By this the love of God was manifested in us, that God has sent His only begotten Son into the world so that we might live through Him” (1 John 4:9). People often love themselves, or perhaps love others to the brink of self-sacrifice, but nobody has loved us as freely, openly, and fully as God. By virtue of our creation God loves us – after spending the time and energy to design us and put us in this universe, He is now doubly concerned over our spiritual well-being. “He would not have made us only to ignore us or treat us with indifference… He is concerned not only to give us positive blessings of His good creation, but to remove the negative consequences of sin. Thus in terms of concern, God does not love us less now that we are sinners; He loves us even more” (Cottrell, p. 337). It should impress us that God loves us so much in spite of our sin. It goes to show that even if I have nothing in worldly terms (because of hardships) and even less in spiritual terms (because of my sins), God still loves me. He loves us even when we are stripped of everything. Even though we are nothing more than sinners in our world, the love with which God loves us is incomparable (Romans 5:8).

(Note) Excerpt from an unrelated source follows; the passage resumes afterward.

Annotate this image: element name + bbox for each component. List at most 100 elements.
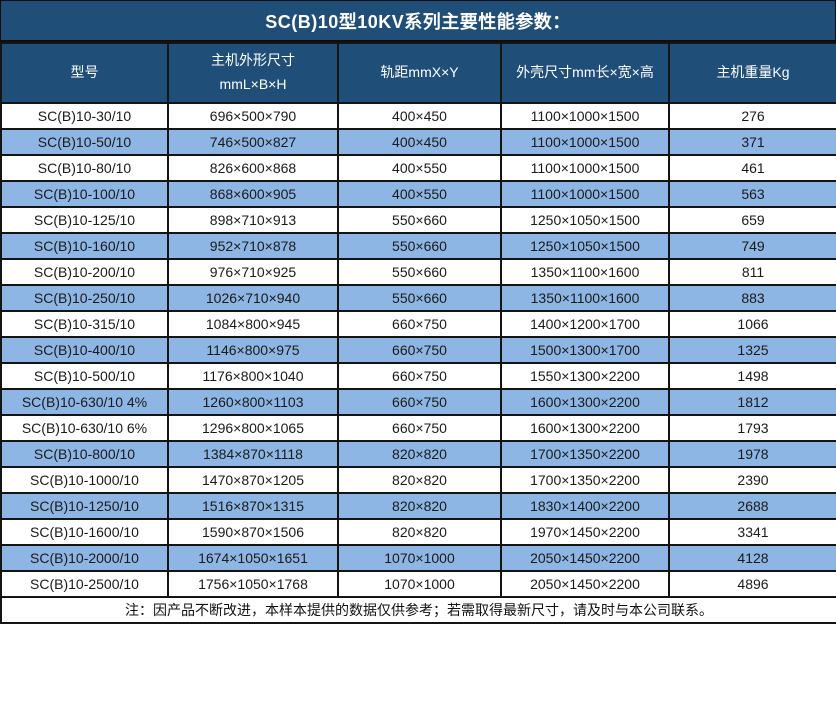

“Not that we loved God, but that He loved us”

1 John 4:10 gives us evidence of the utter error in the theory that Jesus came to appease the wrath of a vengeful, angry God. It is not that Jesus and the Father were two different sides of the same coin, either. There is no “good cop, bad cop” with God – there is just God. In every sense of the word, God loves us, even to the point that He holds nothing back. He was prepared to give His dearest one, to make a sacrifice beyond any other, and give salvation to people who rejected His love. In this sense, 1 John 4:10 is so very true: compared to how much He loves us, we cannot even begin to say we have enough love. That is why Paul exhorts the Thessalonians to “love still more” (1 Thessalonians 4:9-10). We must devote ourselves entirely to the pursuit of self-improvement, increasing our love, learning more, sacrificing more, giving more. In light of all this, how can any man be stingy with God? It would be much more understandable if God was frightening or terrifying and asked us to come close. But since He is tender, compassionate, understanding, and kind, who would not trust His voice when He calls, “Behold, I stand at the door and knock; if anyone hears My voice and opens the door, I will come in to him, and will dine with him and he with Me” (Revelation 3:20).